In 1993, the Internet was something known to only a few technically-sophisticated individuals, mostly in the government and in the military. Cell phones were just starting to make their appearance among average folks, but they were still quite expensive. Most people still had answering machines, not voice mail.
In 1993, Bill Clinton reluctantly accepted a congressional mandate to keep gay citizens out of the military, known by the shorthand of "Don't Ask, Don't Tell." In 2008 -- actually, just two days ago -- a federal court ruled that "Don't Ask, Don't Tell" is an unjustifiable policy.
In 1993, the Soviet Union had disbanded and the world was at peace. We had reached the End of History. Not long after that, President Clinton declared that the "era of big government is over." Unfortunately, George W. Bush -- then a Texas businessman with no experience in elective office -- didn't get that memo.
What I'm trying to illustrate with these examples is that in 15 years a lot of history can occur.
Consequently, over the next days, weeks, and months, I am going to reach back into that digital archive of old articles and reprint them here. What I hope to accomplish by doing so is to shed some light on current issues by revisiting similar -- or sometimes the same -- issues as I commented on them in the early and mid-1990s.
To add to the mix, I have also uncovered photographs that I took during that time. (For instance, I have found hundreds -- I'm not exaggerating -- hundreds of photos I took at the 1996 Democratic National Convention in Chicago, and many more similar photos from that year's Libertarian Party convention in Washington.) Some of them have already been scanned and are ready to post, as appropriate, alongside related articles. Some of them still remain to be digitized but I hope to convert them over time.
While, in a sense, republishing old articles may seem like a lazy blogger's habit, I plan to annotate the old pieces by pointing to current events. (In other words, I have no plans to indiscriminately post articles from the 1990s in the absence of a substantive news hook from today.) And I won't stop creating original pieces, whether reviews of new plays (Kander & Ebb's The Visit premieres this month at Signature Theatre) or reports from the field (e.g., next week's state Republican convention in Richmond). And, as a special treat, I may be able to post some video from the 1990s that will surprise and delight you.

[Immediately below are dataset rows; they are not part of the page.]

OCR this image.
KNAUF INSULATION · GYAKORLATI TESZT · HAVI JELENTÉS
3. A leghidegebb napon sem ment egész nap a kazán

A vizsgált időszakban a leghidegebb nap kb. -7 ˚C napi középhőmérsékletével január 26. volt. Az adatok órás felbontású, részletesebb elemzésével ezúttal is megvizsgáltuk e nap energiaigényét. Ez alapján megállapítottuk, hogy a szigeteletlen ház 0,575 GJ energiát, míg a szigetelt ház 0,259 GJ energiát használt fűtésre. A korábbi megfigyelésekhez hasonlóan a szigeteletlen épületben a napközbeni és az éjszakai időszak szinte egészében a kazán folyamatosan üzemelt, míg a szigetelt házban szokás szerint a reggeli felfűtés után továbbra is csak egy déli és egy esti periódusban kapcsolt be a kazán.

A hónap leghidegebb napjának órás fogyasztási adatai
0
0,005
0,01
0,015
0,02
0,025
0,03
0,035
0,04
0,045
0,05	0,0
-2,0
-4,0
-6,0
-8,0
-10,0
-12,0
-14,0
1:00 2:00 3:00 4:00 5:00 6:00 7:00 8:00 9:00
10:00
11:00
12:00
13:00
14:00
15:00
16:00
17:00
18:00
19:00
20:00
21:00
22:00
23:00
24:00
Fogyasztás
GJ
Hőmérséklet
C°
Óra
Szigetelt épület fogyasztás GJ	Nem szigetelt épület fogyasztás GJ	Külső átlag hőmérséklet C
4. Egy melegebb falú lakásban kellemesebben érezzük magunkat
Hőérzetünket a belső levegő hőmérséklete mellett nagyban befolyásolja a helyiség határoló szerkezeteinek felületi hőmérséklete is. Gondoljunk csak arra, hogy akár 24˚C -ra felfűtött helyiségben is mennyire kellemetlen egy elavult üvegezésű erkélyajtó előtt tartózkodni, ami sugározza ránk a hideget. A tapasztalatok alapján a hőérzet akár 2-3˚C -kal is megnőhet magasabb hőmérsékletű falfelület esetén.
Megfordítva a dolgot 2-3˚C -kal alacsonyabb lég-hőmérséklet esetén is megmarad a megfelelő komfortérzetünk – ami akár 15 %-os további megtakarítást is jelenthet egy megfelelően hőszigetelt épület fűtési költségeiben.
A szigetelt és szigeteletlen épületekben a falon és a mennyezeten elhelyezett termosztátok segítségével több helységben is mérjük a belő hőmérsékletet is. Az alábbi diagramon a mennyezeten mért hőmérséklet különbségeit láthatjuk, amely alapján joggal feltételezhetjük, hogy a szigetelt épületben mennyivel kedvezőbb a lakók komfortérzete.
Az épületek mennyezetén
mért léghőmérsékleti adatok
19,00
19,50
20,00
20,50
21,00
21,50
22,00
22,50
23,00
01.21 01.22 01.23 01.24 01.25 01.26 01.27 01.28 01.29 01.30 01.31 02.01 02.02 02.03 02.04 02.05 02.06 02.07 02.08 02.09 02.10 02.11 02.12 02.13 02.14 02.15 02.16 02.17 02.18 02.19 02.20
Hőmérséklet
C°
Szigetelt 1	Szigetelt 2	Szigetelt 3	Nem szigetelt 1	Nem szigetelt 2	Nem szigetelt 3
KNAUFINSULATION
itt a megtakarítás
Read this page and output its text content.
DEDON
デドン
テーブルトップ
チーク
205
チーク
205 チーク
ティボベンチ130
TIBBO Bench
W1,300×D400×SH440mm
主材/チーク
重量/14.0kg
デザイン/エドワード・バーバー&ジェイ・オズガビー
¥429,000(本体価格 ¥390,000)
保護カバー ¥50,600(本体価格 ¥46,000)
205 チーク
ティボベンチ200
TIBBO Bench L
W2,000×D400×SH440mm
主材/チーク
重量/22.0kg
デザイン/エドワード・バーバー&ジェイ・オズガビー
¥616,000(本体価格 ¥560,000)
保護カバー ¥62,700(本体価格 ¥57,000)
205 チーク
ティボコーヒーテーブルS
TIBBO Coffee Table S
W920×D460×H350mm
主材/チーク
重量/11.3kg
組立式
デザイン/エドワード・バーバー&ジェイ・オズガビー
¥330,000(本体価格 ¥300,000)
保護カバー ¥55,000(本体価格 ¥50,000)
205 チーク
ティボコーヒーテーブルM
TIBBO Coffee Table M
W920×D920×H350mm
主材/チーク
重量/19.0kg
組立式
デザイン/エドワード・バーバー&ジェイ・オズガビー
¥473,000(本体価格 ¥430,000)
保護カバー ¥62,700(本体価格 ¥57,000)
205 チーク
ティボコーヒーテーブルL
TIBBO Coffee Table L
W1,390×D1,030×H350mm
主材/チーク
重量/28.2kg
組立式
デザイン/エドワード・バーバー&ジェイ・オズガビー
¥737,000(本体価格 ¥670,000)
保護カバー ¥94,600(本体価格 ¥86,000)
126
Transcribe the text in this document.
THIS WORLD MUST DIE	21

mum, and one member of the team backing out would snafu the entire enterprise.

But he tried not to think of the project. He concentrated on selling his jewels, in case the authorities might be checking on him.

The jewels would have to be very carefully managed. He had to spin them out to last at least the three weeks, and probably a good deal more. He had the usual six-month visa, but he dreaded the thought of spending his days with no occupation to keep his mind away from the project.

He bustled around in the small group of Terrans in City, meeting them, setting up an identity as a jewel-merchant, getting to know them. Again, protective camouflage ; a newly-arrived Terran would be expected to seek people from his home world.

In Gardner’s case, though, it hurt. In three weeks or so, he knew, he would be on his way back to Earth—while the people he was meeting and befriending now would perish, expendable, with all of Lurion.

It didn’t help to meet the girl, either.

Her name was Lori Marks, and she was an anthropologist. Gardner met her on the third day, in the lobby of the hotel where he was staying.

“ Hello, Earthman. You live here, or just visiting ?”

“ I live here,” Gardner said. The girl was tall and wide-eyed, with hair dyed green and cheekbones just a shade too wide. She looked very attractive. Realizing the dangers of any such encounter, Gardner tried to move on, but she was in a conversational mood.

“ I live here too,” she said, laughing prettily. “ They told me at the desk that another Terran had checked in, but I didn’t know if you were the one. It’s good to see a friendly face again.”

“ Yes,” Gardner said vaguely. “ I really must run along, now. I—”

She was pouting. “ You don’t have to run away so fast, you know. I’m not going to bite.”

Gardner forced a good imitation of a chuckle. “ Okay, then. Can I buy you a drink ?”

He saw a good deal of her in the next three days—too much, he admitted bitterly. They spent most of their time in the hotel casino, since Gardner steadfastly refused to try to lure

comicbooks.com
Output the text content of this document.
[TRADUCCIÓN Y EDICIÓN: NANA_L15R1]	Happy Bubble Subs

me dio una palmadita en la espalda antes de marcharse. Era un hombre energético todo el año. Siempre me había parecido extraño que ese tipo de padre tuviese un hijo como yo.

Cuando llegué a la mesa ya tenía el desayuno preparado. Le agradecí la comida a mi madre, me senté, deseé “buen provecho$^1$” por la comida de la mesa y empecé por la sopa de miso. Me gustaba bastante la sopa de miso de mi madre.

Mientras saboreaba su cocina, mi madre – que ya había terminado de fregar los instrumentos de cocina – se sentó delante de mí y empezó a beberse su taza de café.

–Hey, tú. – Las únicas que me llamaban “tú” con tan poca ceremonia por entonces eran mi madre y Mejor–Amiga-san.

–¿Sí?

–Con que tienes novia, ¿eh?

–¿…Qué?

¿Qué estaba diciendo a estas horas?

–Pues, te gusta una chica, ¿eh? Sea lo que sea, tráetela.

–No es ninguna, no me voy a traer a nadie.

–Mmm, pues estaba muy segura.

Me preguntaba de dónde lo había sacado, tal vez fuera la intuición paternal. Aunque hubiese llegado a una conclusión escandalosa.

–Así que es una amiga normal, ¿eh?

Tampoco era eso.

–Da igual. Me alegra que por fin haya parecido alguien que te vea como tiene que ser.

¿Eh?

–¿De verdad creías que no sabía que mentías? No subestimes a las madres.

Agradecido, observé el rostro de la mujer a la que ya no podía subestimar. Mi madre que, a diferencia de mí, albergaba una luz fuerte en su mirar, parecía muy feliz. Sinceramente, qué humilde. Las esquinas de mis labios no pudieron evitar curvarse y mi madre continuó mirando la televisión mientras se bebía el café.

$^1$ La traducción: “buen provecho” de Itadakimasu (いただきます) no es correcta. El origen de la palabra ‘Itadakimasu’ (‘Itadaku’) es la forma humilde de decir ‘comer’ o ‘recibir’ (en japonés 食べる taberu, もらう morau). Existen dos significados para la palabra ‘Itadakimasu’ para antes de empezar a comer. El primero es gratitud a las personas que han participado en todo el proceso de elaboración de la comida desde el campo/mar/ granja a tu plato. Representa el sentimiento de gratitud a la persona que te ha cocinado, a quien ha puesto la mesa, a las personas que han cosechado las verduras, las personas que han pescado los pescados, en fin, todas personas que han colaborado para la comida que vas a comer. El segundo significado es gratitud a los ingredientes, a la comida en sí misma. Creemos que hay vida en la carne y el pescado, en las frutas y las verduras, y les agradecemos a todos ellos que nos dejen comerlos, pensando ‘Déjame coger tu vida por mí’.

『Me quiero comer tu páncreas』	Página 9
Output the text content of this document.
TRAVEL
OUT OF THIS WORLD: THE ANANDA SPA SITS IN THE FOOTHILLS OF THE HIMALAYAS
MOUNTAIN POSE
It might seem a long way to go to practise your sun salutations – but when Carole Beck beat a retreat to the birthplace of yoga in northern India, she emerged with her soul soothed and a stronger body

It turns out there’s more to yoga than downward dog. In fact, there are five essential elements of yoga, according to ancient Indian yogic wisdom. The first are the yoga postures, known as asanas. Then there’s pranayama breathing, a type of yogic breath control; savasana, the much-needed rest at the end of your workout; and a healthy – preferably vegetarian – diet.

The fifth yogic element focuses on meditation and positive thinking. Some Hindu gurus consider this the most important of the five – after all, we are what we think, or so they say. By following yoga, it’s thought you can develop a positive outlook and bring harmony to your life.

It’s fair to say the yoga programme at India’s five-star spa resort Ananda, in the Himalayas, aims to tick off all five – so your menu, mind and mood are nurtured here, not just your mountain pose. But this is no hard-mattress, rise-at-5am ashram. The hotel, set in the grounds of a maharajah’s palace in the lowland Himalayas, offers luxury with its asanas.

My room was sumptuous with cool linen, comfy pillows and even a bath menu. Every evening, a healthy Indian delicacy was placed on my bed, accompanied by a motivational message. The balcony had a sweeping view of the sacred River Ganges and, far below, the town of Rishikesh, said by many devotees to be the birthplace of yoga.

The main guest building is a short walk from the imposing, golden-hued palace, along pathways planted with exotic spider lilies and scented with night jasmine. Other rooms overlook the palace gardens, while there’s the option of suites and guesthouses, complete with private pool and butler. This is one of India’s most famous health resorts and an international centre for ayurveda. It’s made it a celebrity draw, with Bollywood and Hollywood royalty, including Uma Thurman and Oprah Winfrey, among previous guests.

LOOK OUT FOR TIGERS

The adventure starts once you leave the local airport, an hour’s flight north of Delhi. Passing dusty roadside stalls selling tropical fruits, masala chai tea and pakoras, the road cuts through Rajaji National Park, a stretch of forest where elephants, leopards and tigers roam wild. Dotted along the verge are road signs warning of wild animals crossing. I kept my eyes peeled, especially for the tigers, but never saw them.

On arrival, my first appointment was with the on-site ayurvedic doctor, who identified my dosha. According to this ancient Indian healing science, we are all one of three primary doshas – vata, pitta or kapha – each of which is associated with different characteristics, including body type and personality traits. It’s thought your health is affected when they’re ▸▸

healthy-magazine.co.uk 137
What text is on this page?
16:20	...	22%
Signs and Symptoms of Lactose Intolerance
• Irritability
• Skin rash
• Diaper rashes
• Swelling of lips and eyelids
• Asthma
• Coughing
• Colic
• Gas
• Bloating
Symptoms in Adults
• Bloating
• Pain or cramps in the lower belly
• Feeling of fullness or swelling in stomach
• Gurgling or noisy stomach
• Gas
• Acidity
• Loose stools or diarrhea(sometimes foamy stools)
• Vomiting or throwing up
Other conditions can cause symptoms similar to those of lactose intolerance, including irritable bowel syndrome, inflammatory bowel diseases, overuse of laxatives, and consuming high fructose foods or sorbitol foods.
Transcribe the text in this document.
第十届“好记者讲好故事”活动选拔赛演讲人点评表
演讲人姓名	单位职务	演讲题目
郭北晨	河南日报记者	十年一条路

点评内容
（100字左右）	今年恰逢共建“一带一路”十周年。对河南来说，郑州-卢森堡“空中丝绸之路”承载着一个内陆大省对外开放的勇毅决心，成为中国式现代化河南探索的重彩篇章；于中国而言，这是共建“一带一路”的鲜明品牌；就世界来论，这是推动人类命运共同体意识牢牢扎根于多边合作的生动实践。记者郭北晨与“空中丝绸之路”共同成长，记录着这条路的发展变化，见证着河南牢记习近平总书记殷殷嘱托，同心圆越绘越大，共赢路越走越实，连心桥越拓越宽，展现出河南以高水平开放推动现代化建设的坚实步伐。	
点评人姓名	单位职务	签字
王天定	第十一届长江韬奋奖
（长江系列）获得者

Thomas Helde, who taught European Diplomatic History at Georgetown University for many years, once told our class (in 1977) that he ended the two-semester course at 1950 because "anything more recent than 25 years ago is current affairs." I'm taking liberties with his dictum by suggesting that items from 10 to 15 years ago have historic value; perhaps we can call it "contemporary history" and still meet some reputable standard.